Pioneering a Shift to Quality Pre-Certification: SynaCore Releases “Self-Evolution” Whitepaper
SynaCore released its “Self-Evolution: From First Principles to Pre-Qualification” whitepaper, outlining a practical framework for moving from reactive post-production inspection to predictive, physics-based pre-certification.
The report positions first-principles digital twin technology as a core enabler of scalable additive manufacturing, where every build informs the next one through model calibration and continuous learning.
From Simulation to Self-Evolving Intelligence
SynaCore’s AM-DT platform integrates multiscale simulation with sensor feedback and uncertainty-aware reasoning. Rather than remaining static, the digital twin updates itself with real manufacturing data, creating machine-specific knowledge assets over time.
The platform combines three integrated modules:
Advanced Mesher, AI Alloy, and Adaptive ToolPath. Together they target bottlenecks in mesh generation, intelligent alloy development, and scan strategy optimization for industrial deployment.
Pre-Qualification as the End Goal
The whitepaper describes a long-term transition from “manufacture-inspect-certify” to “simulate-optimize-validate-manufacture.” This enables a digital birth certificate concept generated before production begins, supporting distributed and trusted digital supply chains.
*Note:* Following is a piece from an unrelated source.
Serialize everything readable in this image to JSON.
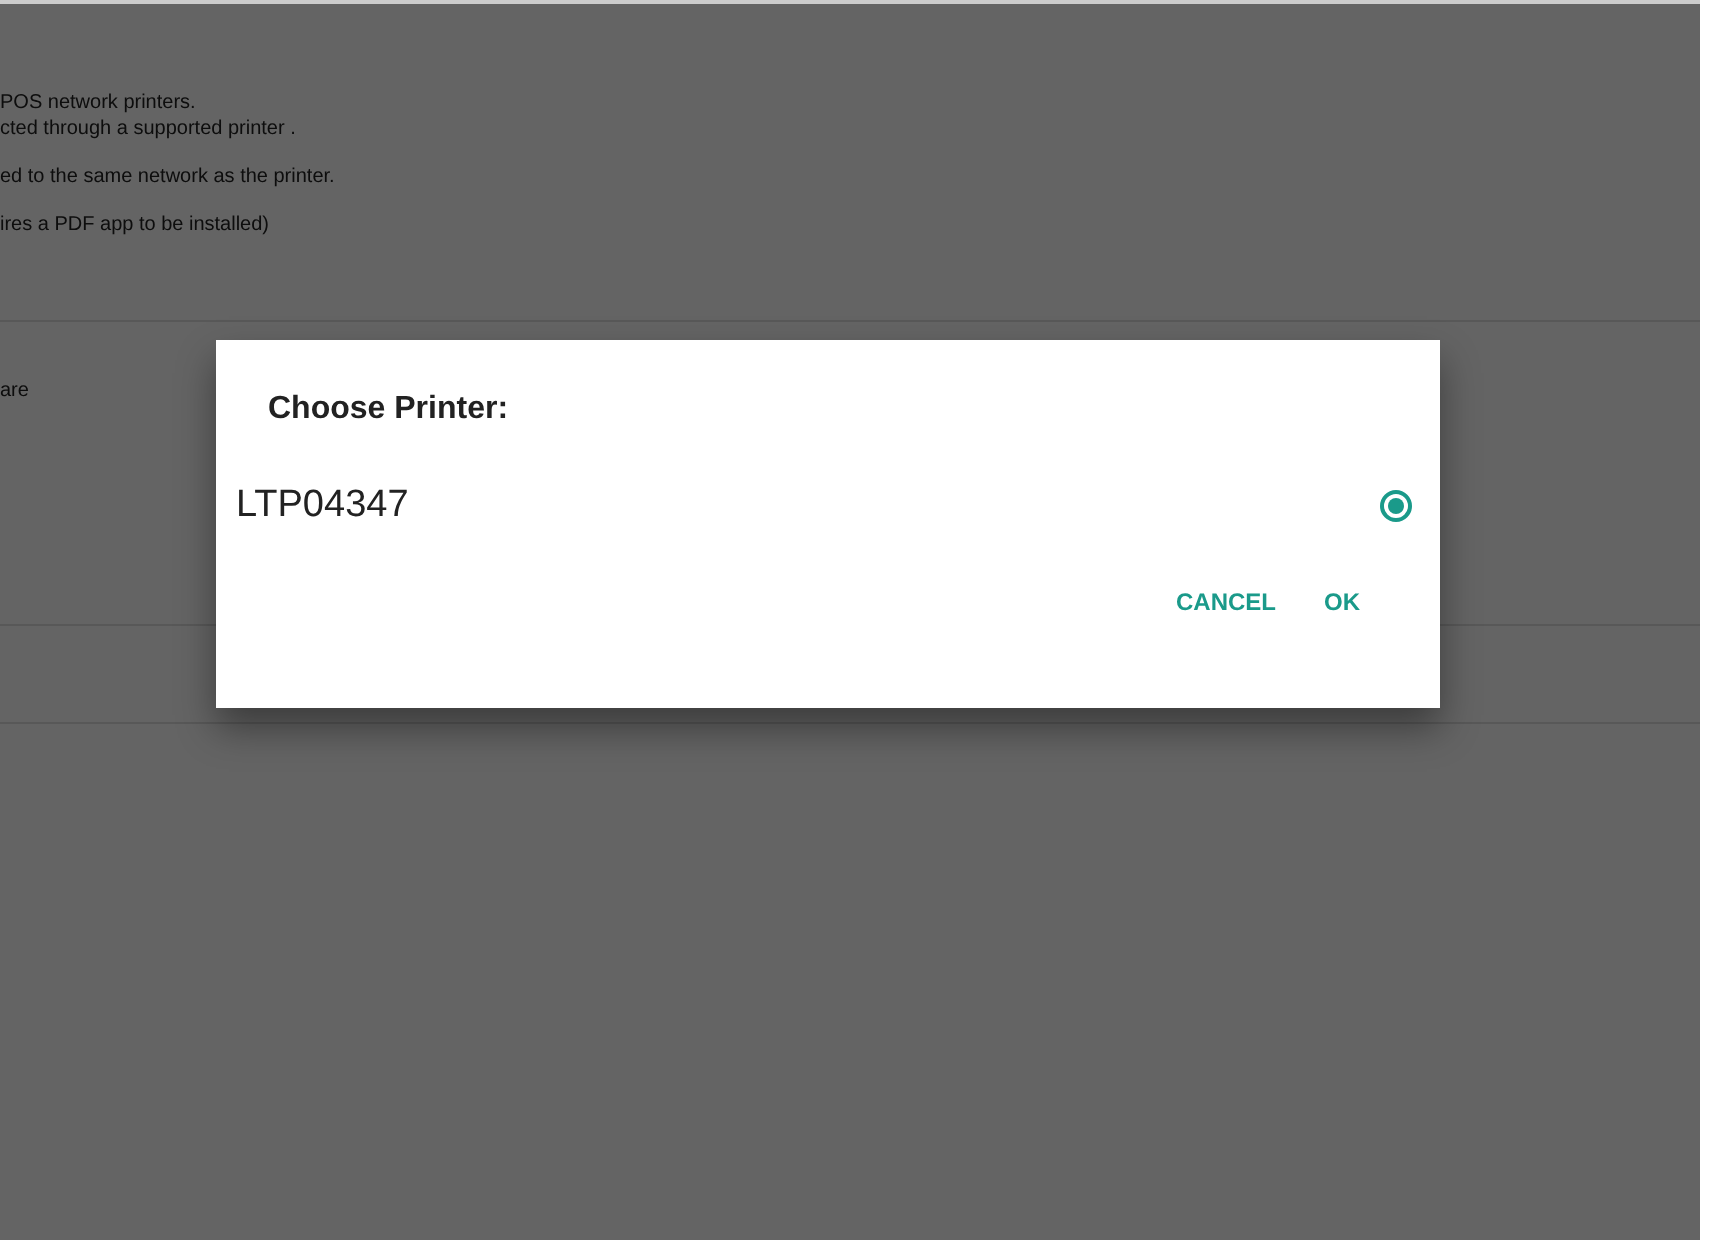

Built with Industry Collaboration
SynaCore emphasizes that this roadmap was co-developed with users across sectors including consumer electronics, aerospace, medical, automotive, energy, marine, and machinery. The company positions its whitepapers as a continuous dialogue with manufacturers and research teams.
About SynaCore
SynaCore originates from IHPC at A*STAR, Singapore, and develops AI-enhanced digital twin software for additive manufacturing with a focus on scalability, sustainability, and quality predictability.